The iconic FPS series could have gone a different direction entirely (Images via Valve/Gabe Newell)
The iconic FPS series could have gone a different direction entirely (Images via Valve/Gabe Newell)

Publisher Valve is synonymous not just with its Steam digital platform but also with its catalog of great games. While entries in the Half-Life and Portal series have revitalized the single-player aspect of the first-person genre, Left 4 Dead (L4D) did the same for co-op games. Valve's zombie-themed series is renowned for delivering atmospheric and tense 4-player-co-op romps against hordes of undead.

youtube-cover

But did you know that Valve's head honcho, Gabe Newell (AKA Gaben), was against L4D being a zombie shooter, to begin with? That's according to series writer Chet Faliszek.

In a recent interview on the YouTube channel KIWI TALKZ, the ex-Valve writer reminisced about his past as an employee under Gabe, where he detailed how the president did not want a zombie game due to associated cliches.


Ex-Valve writer describes Gabe Newell's thought process behind straying away from the zombie setting

youtube-cover

Chet narrated that the vision of the game boiled down to wanting to deliver something original that also carries a message. Additionally, the zombie setting was seen as "cheesy" and "campy" at the time due to the lack of serious representation in the media. To quote Faliszek in a nutshell:

"Once I went to dinner with Gabe and he was beating me up that 'if you look at zombie movies, Night Of The Living Dead is about racism; Dawn Of The Dead is about consumerism - what is your game about, your zombie story about?"

He essentially points out that those movies use the zombie exterior as a medium to talk about those abstract concepts. To answer Newell's question, Faliszek responded:

"It's about working together, it's the game itself, it's a reflection of the game. Of, you know, in the zombie apocalypse what are you gonna do? And then we'd kind of get pushed more and more because I remember he [Newell] said 'well let's not do zombies, zombies are just cheesy.' And at the time you did not have The Walking Dead TV series and all of this, so it was very cheesy."

However, Faliszek wanted to retain the humorous tone of those "campy" B-horror movies while maintaining a realistic and serious tone and presentation, and thus Left 4 Dead was born.

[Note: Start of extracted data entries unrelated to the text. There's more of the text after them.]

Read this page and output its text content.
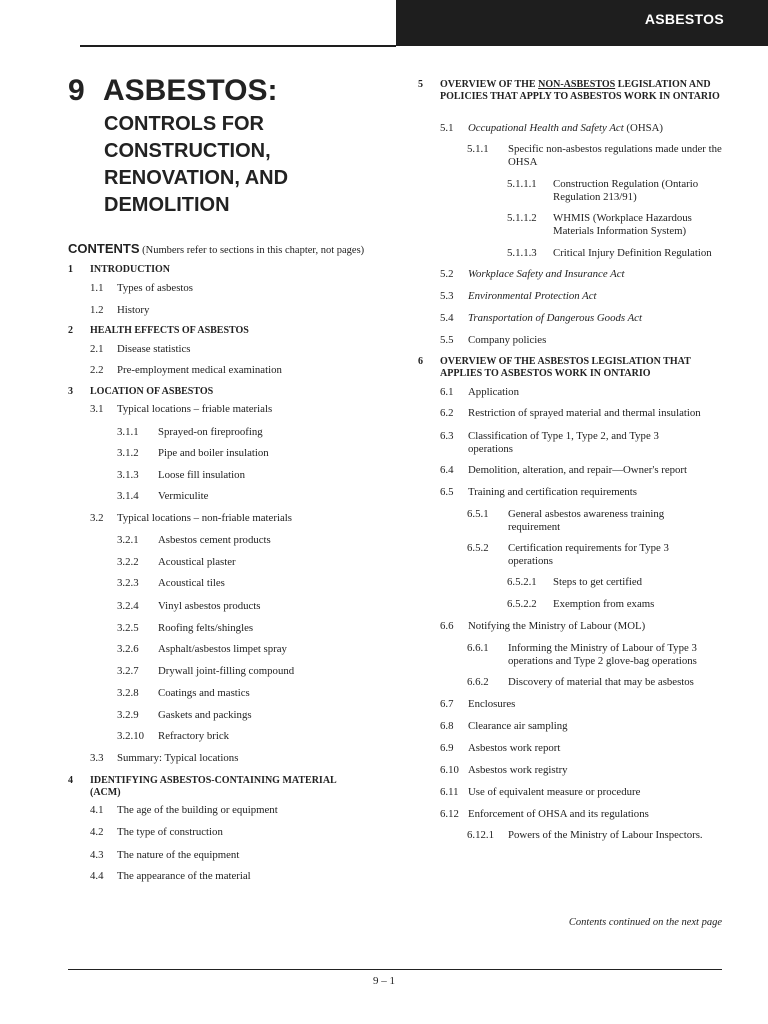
ASBESTOS
9 ASBESTOS:
CONTROLS FOR
CONSTRUCTION,
RENOVATION, AND
DEMOLITION
CONTENTS (Numbers refer to sections in this chapter, not pages)
1 INTRODUCTION
1.1 Types of asbestos
1.2 History
2 HEALTH EFFECTS OF ASBESTOS
2.1 Disease statistics
2.2 Pre-employment medical examination
3 LOCATION OF ASBESTOS
3.1 Typical locations – friable materials
3.1.1 Sprayed-on fireproofing
3.1.2 Pipe and boiler insulation
3.1.3 Loose fill insulation
3.1.4 Vermiculite
3.2 Typical locations – non-friable materials
3.2.1 Asbestos cement products
3.2.2 Acoustical plaster
3.2.3 Acoustical tiles
3.2.4 Vinyl asbestos products
3.2.5 Roofing felts/shingles
3.2.6 Asphalt/asbestos limpet spray
3.2.7 Drywall joint-filling compound
3.2.8 Coatings and mastics
3.2.9 Gaskets and packings
3.2.10 Refractory brick
3.3 Summary: Typical locations
4 IDENTIFYING ASBESTOS-CONTAINING MATERIAL (ACM)
4.1 The age of the building or equipment
4.2 The type of construction
4.3 The nature of the equipment
4.4 The appearance of the material
5 OVERVIEW OF THE NON-ASBESTOS LEGISLATION AND POLICIES THAT APPLY TO ASBESTOS WORK IN ONTARIO
5.1 Occupational Health and Safety Act (OHSA)
5.1.1 Specific non-asbestos regulations made under the OHSA
5.1.1.1 Construction Regulation (Ontario Regulation 213/91)
5.1.1.2 WHMIS (Workplace Hazardous Materials Information System)
5.1.1.3 Critical Injury Definition Regulation
5.2 Workplace Safety and Insurance Act
5.3 Environmental Protection Act
5.4 Transportation of Dangerous Goods Act
5.5 Company policies
6 OVERVIEW OF THE ASBESTOS LEGISLATION THAT APPLIES TO ASBESTOS WORK IN ONTARIO
6.1 Application
6.2 Restriction of sprayed material and thermal insulation
6.3 Classification of Type 1, Type 2, and Type 3 operations
6.4 Demolition, alteration, and repair—Owner's report
6.5 Training and certification requirements
6.5.1 General asbestos awareness training requirement
6.5.2 Certification requirements for Type 3 operations
6.5.2.1 Steps to get certified
6.5.2.2 Exemption from exams
6.6 Notifying the Ministry of Labour (MOL)
6.6.1 Informing the Ministry of Labour of Type 3 operations and Type 2 glove-bag operations
6.6.2 Discovery of material that may be asbestos
6.7 Enclosures
6.8 Clearance air sampling
6.9 Asbestos work report
6.10 Asbestos work registry
6.11 Use of equivalent measure or procedure
6.12 Enforcement of OHSA and its regulations
6.12.1 Powers of the Ministry of Labour Inspectors.
Contents continued on the next page
9 – 1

"So I was just like why don’t we just take the characters and the world, and make some of the characters in the world aware that they’re in a zombie movie essentially. Zoe and Lewis understand that like 'oh my god this is the thing from movies,' but they play it seriously and they take it seriously."

He continues:

"...Early 70's, late 60's sci-fi is very campy, very cheesy. But if you just take that as serious, and you have those characters inhabit that world and play it for teh serious, then it just has a different feel to it. And I think you transcend that campiness and cheesiness"

That seems to have been enough of a reason for Lord Gaben to give the team the green light and look at how it turned out. Today, Valve's both Left 4 Dead games are some of the most acclaimed horror games in video game history.

The last update for the latest entry, Left 4 Dead 2, was a community-developed DLC called The Last Stand, which features The Lighthouse campaign for Survival mode.